An unused bicycle getting in the way in your garage can
change the life of a person living in rural Africa.
“A bike sitting in someone’s basement gathering dust can
make a huge difference in someone’s life,” says Seb Oran, co-founder of the Ottawa chapter of
Bicycles for Humanity. “It provides access to food, water, health care,
employment and social services.”
She explains that typically 60 per cent of people in rural Africa have no access to transportation other than their
feet.
The organization purchases a shipping container and fills it
with as many donated bikes as possible, usually around 350. Bike tools, spare
parts and soccer goods are used to fill in the gaps in the container. In Namibia,
the shipping container becomes a bike workshop with the help of Bicycles for
Humanity’s partner, the Bicycling Empowerment Network.
BEN provides the local accountability by choosing the
community to receive the shipment and providing the training to local people to
repair the bikes.
In Namibia,
a portion of the bikes will go to health care workers and orphaned youth to
help them get to school. The rest of them are sold and the money helps the
community with its needs.
For example, the first container benefited the House of Love
for Orphans and Vulnerable Children, which Oran visited last year.
“With the proceeds (of the bike sales) they were able to
build a two-room cement building,” Oran
says. That building is being used as a classroom and teachers’ room.
She also met some of the customers who purchased the bikes
and saw the difference transportation meant in their lives.
“They were able to bring more goods to market and to go
further to markets,” Oran
says.
The bike shop remains as a source of employment and
sustainability to keep the bikes in good working order.
The bikes are disassembled for transportation so more can
fit in the shipping container. Part of the training in Namibia is
learning how to reassemble and tune up the bikes before they are sold.

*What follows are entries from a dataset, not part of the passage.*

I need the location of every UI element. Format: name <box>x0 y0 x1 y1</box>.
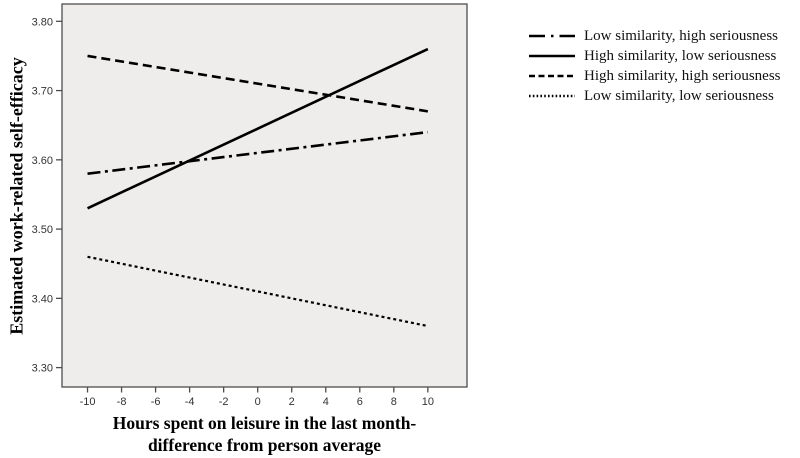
legend-item-2: High similarity, high seriousness <box>528 66 781 86</box>
legend-label: Low similarity, high seriousness <box>584 27 779 44</box>
x-tick-label: 4 <box>323 396 329 408</box>
legend-label: High similarity, low seriousness <box>584 47 777 64</box>
x-tick-label: -8 <box>117 396 127 408</box>
plot-area <box>61 3 468 388</box>
y-tick-label: 3.80 <box>32 16 53 28</box>
legend-label: Low similarity, low seriousness <box>584 87 774 104</box>
x-tick-label: -4 <box>185 396 195 408</box>
x-axis-title-line2: difference from person average <box>147 435 382 455</box>
x-tick-label: 6 <box>357 396 363 408</box>
series-line-2 <box>87 54 429 113</box>
legend-line-sample-dashdot-icon <box>529 34 575 38</box>
legend-label: High similarity, high seriousness <box>584 67 781 84</box>
legend-item-0: Low similarity, high seriousness <box>528 26 781 46</box>
x-tick-label: -10 <box>80 396 96 408</box>
x-axis-title: Hours spent on leisure in the last month… <box>62 412 467 456</box>
y-tick-label: 3.70 <box>32 86 53 98</box>
y-tick-label: 3.50 <box>32 224 53 236</box>
x-tick-label: -2 <box>219 396 229 408</box>
y-tick-label: 3.30 <box>32 363 53 375</box>
series-line-0 <box>87 130 429 175</box>
x-tick-label: 2 <box>289 396 295 408</box>
y-tick-label: 3.40 <box>32 293 53 305</box>
x-tick-label: -6 <box>151 396 161 408</box>
y-tick-label: 3.60 <box>32 155 53 167</box>
legend: Low similarity, high seriousness High sim… <box>528 26 781 106</box>
legend-item-1: High similarity, low seriousness <box>528 46 781 66</box>
legend-line-sample-dotted-icon <box>529 94 575 98</box>
legend-item-3: Low similarity, low seriousness <box>528 86 781 106</box>
series-line-3 <box>87 255 429 328</box>
y-axis-title: Estimated work-related self-efficacy <box>6 57 27 335</box>
legend-line-sample-solid-icon <box>529 54 575 58</box>
x-tick-label: 0 <box>255 396 261 408</box>
x-axis-title-line1: Hours spent on leisure in the last month… <box>112 413 417 433</box>
series-line-1 <box>86 47 429 210</box>
x-tick-label: 10 <box>422 396 434 408</box>
legend-line-sample-dashed-icon <box>529 74 575 78</box>
x-tick-label: 8 <box>391 396 397 408</box>
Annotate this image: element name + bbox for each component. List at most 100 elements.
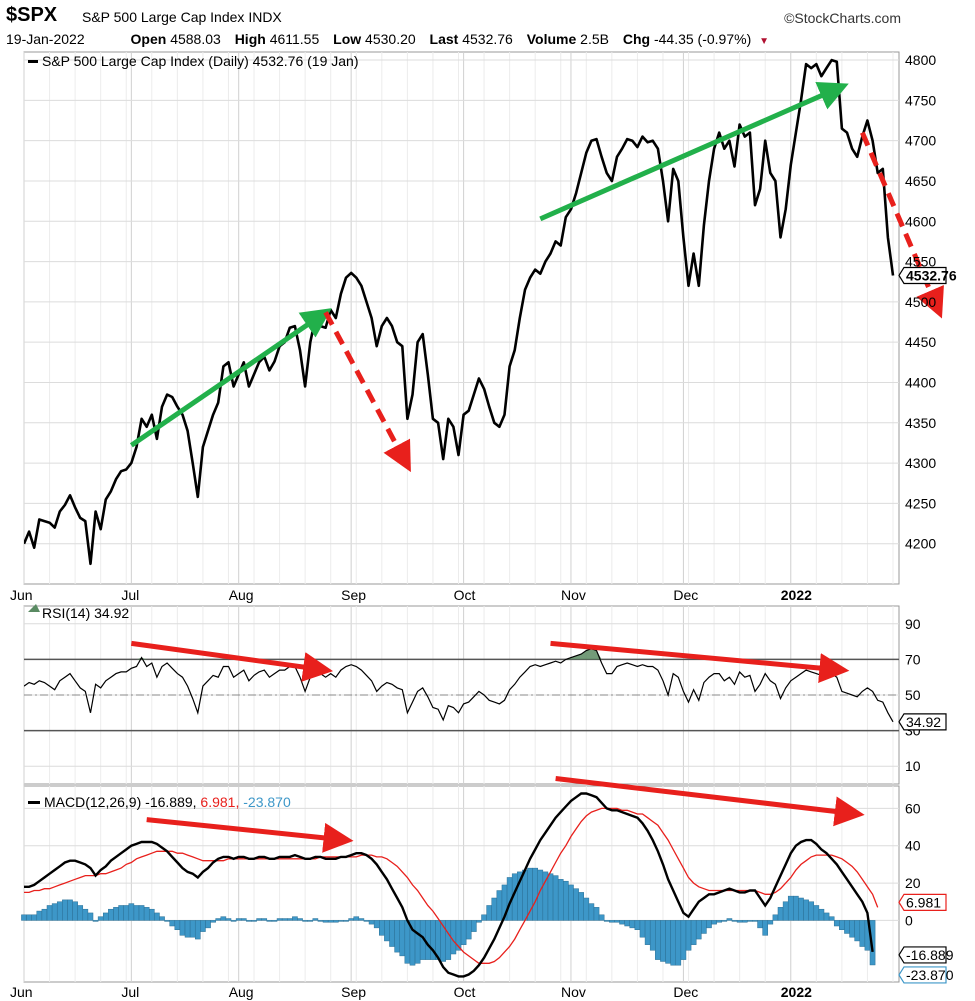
x-tick-label: Sep (341, 984, 366, 1000)
macd-histogram-bar (281, 918, 288, 921)
rsi-line (24, 648, 894, 723)
macd-histogram-bar (87, 912, 94, 921)
macd-legend-swatch (28, 801, 40, 804)
macd-histogram-bar (685, 920, 692, 951)
macd-histogram-bar (557, 879, 564, 921)
macd-histogram-bar (767, 920, 774, 925)
macd-histogram-bar (404, 920, 411, 964)
macd-histogram-bar (552, 875, 559, 921)
trend-arrow-down (323, 311, 411, 473)
macd-histogram-bar (118, 905, 124, 921)
x-tick-label: Aug (229, 587, 254, 603)
macd-histogram-bar (302, 920, 308, 922)
macd-histogram-bar (639, 920, 646, 938)
macd-histogram-bar (578, 892, 584, 921)
macd-histogram-bar (839, 920, 845, 930)
macd-value-tag-box (898, 946, 947, 964)
chg-value: -44.35 (-0.97%) (653, 31, 752, 47)
macd-histogram-bar (205, 920, 211, 929)
volume-label: Volume (526, 31, 577, 47)
index-name: S&P 500 Large Cap Index INDX (82, 9, 282, 25)
macd-histogram-bar (82, 908, 89, 921)
y-tick-label: 4600 (905, 213, 936, 229)
macd-histogram-bar (307, 920, 314, 922)
macd-histogram-bar (194, 920, 201, 940)
macd-histogram-bar (690, 920, 697, 945)
macd-hist-tag: -23.870 (906, 967, 954, 983)
chart-header: $SPX S&P 500 Large Cap Index INDX ©Stock… (0, 0, 975, 52)
macd-histogram-bar (798, 897, 804, 921)
macd-histogram-bar (266, 920, 273, 922)
y-tick-label: 4750 (905, 92, 936, 108)
macd-histogram-bar (731, 920, 738, 922)
macd-histogram-bar (256, 918, 262, 921)
macd-histogram-bar (496, 890, 503, 921)
macd-histogram-bar (276, 918, 283, 921)
rsi-last-tag: 34.92 (906, 714, 941, 730)
macd-histogram-bar (706, 920, 712, 929)
rsi-legend-icon (28, 604, 40, 612)
macd-histogram-bar (394, 920, 400, 953)
low-label: Low (333, 31, 362, 47)
macd-histogram-bar (701, 920, 707, 934)
macd-histogram-bar (660, 920, 666, 962)
macd-histogram-bar (547, 873, 554, 921)
macd-histogram-bar (680, 920, 687, 960)
macd-histogram-bar (741, 920, 748, 923)
macd-histogram-bar (399, 920, 406, 957)
macd-histogram-bar (721, 920, 728, 922)
x-tick-label: Dec (673, 984, 698, 1000)
macd-histogram-bar (655, 920, 661, 960)
macd-histogram-bar (67, 899, 73, 921)
macd-histogram-bar (833, 920, 840, 927)
x-tick-label: Jul (121, 984, 139, 1000)
macd-histogram-bar (481, 914, 487, 921)
last-value: 4532.76 (462, 31, 513, 47)
macd-histogram-bar (787, 895, 794, 921)
x-tick-label: Jun (10, 984, 33, 1000)
trend-arrow-down (555, 776, 865, 827)
macd-histogram-bar (757, 920, 763, 929)
macd-histogram-bar (322, 920, 329, 923)
x-tick-label: Nov (561, 587, 586, 603)
macd-histogram-bar (532, 867, 538, 921)
macd-histogram-bar (148, 908, 155, 921)
macd-histogram-bar (92, 920, 99, 922)
macd-histogram-bar (271, 920, 278, 922)
trend-arrow-up (539, 81, 849, 222)
y-tick-label: 4700 (905, 133, 936, 149)
price-last-tag: 4532.76 (906, 267, 957, 283)
y-tick-label: 90 (905, 616, 921, 632)
trend-arrow-down (131, 640, 334, 682)
macd-histogram-bar (716, 920, 723, 923)
macd-histogram-bar (241, 918, 247, 921)
chart-labels: 4200 4250 4300 4350 4400 4450 4500 4550 4600 4650… (10, 52, 957, 1000)
x-tick-label: Dec (673, 587, 698, 603)
y-tick-label: 4800 (905, 52, 936, 68)
y-tick-label: 60 (905, 800, 921, 816)
y-tick-label: 10 (905, 758, 921, 774)
macd-histogram-bar (138, 905, 145, 921)
macd-histogram-bar (225, 918, 232, 921)
high-label: High (234, 31, 266, 47)
macd-histogram-bar (649, 920, 656, 951)
macd-histogram-bar (772, 914, 779, 921)
macd-histogram-bar (670, 920, 677, 966)
y-tick-label: 4250 (905, 495, 936, 511)
legend-line-swatch (28, 60, 38, 63)
chg-down-icon: ▼ (759, 36, 770, 47)
macd-histogram-bar (844, 920, 850, 934)
macd-histogram-bar (368, 920, 375, 925)
macd-histogram-bar (793, 895, 799, 921)
macd-histogram-bar (184, 920, 191, 938)
x-tick-label: Nov (561, 984, 586, 1000)
macd-histogram-bar (363, 920, 370, 922)
macd-line (24, 792, 874, 978)
macd-histogram-bar (251, 920, 257, 922)
y-tick-label: 4650 (905, 173, 936, 189)
x-tick-label: Jun (10, 587, 33, 603)
macd-histogram-bar (143, 907, 150, 921)
y-tick-label: 4400 (905, 374, 936, 390)
macd-histogram-bar (333, 920, 339, 923)
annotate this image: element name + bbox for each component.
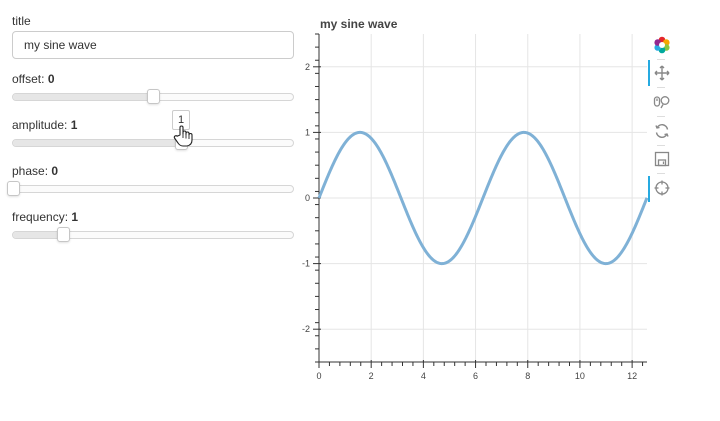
- plot-title: my sine wave: [320, 17, 398, 31]
- hover-tool-icon[interactable]: [650, 177, 674, 199]
- phase-value: 0: [51, 164, 59, 178]
- x-tick-label: 8: [525, 371, 530, 381]
- toolbar-separator: [657, 145, 665, 146]
- x-tick-label: 0: [316, 371, 321, 381]
- frequency-label-text: frequency:: [12, 210, 72, 224]
- pan-active-indicator: [648, 60, 650, 86]
- frequency-label: frequency: 1: [12, 210, 78, 224]
- amplitude-label: amplitude: 1: [12, 118, 77, 132]
- y-tick-label: 1: [305, 127, 310, 137]
- wheel-zoom-tool-icon[interactable]: [650, 91, 674, 113]
- x-tick-label: 4: [421, 371, 426, 381]
- amplitude-slider-fill: [13, 140, 181, 146]
- phase-label: phase: 0: [12, 164, 58, 178]
- offset-slider-fill: [13, 94, 153, 100]
- offset-label-text: offset:: [12, 72, 48, 86]
- frequency-slider-handle[interactable]: [57, 227, 71, 242]
- hover-active-indicator: [648, 176, 650, 202]
- x-tick-label: 12: [627, 371, 637, 381]
- bokeh-logo-icon[interactable]: [650, 34, 674, 56]
- frequency-slider-fill: [13, 232, 64, 238]
- reset-tool-icon[interactable]: [650, 120, 674, 142]
- title-input[interactable]: [12, 31, 294, 59]
- phase-slider-handle[interactable]: [7, 181, 20, 196]
- toolbar-separator: [657, 173, 665, 174]
- offset-slider[interactable]: [12, 89, 294, 104]
- offset-value: 0: [47, 72, 55, 86]
- phase-slider[interactable]: [7, 181, 294, 196]
- frequency-slider[interactable]: [12, 227, 294, 242]
- y-tick-label: 0: [305, 193, 310, 203]
- hand-cursor-icon: [173, 124, 195, 148]
- save-tool-icon[interactable]: [650, 148, 674, 170]
- title-label: title: [12, 14, 31, 28]
- x-tick-label: 2: [369, 371, 374, 381]
- phase-label-text: phase:: [12, 164, 52, 178]
- y-tick-label: -1: [302, 259, 310, 269]
- amplitude-value: 1: [70, 118, 78, 132]
- offset-slider-handle[interactable]: [147, 89, 160, 104]
- toolbar-separator: [657, 87, 665, 88]
- frequency-value: 1: [71, 210, 79, 224]
- y-tick-label: 2: [305, 62, 310, 72]
- y-tick-label: -2: [302, 324, 310, 334]
- x-tick-label: 6: [473, 371, 478, 381]
- amplitude-label-text: amplitude:: [12, 118, 71, 132]
- toolbar-separator: [657, 116, 665, 117]
- plot-toolbar: [648, 34, 674, 204]
- x-tick-label: 10: [575, 371, 585, 381]
- offset-label: offset: 0: [12, 72, 55, 86]
- plot-series: [317, 130, 649, 266]
- pan-tool-icon[interactable]: [650, 62, 674, 84]
- toolbar-separator: [657, 59, 665, 60]
- plot-grid: [318, 34, 647, 362]
- sine-line: [317, 130, 649, 266]
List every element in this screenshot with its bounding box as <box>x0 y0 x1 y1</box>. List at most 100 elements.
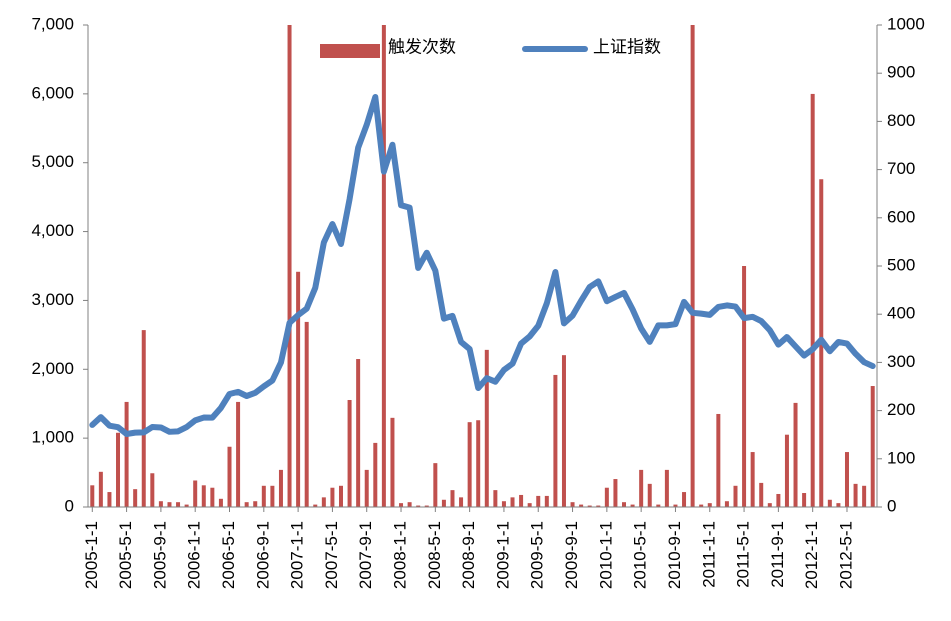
bar <box>416 505 421 507</box>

Bicycles for Humanity Ottawa is working on collecting its
fourth shipping container of bikes. A collection day will be held from 9 a.m. to
12 p.m. on May 30 at Jack May Pontiac Buick GMC, 3788 Prince of Wales Dr.
Oran
says the organization is looking for mountain bikes this year because of the
terrain of the village that will receive them. Bikes should be in working
conditions with no major rust, although it’s acceptable to need a tune-up.
Donations of bike parts and tools are welcome. Cash
donations also help with shipping costs.
“Every dollar is like gold to us,” Oran says. “One hundred per cent of donations
goes directly to the transportation costs of the bikes.”
Bicycles for Humanity also collects backpacks and soccer
equipment (other than shoes which can’t get through customs) to stuff between
the bikes in the shipping container.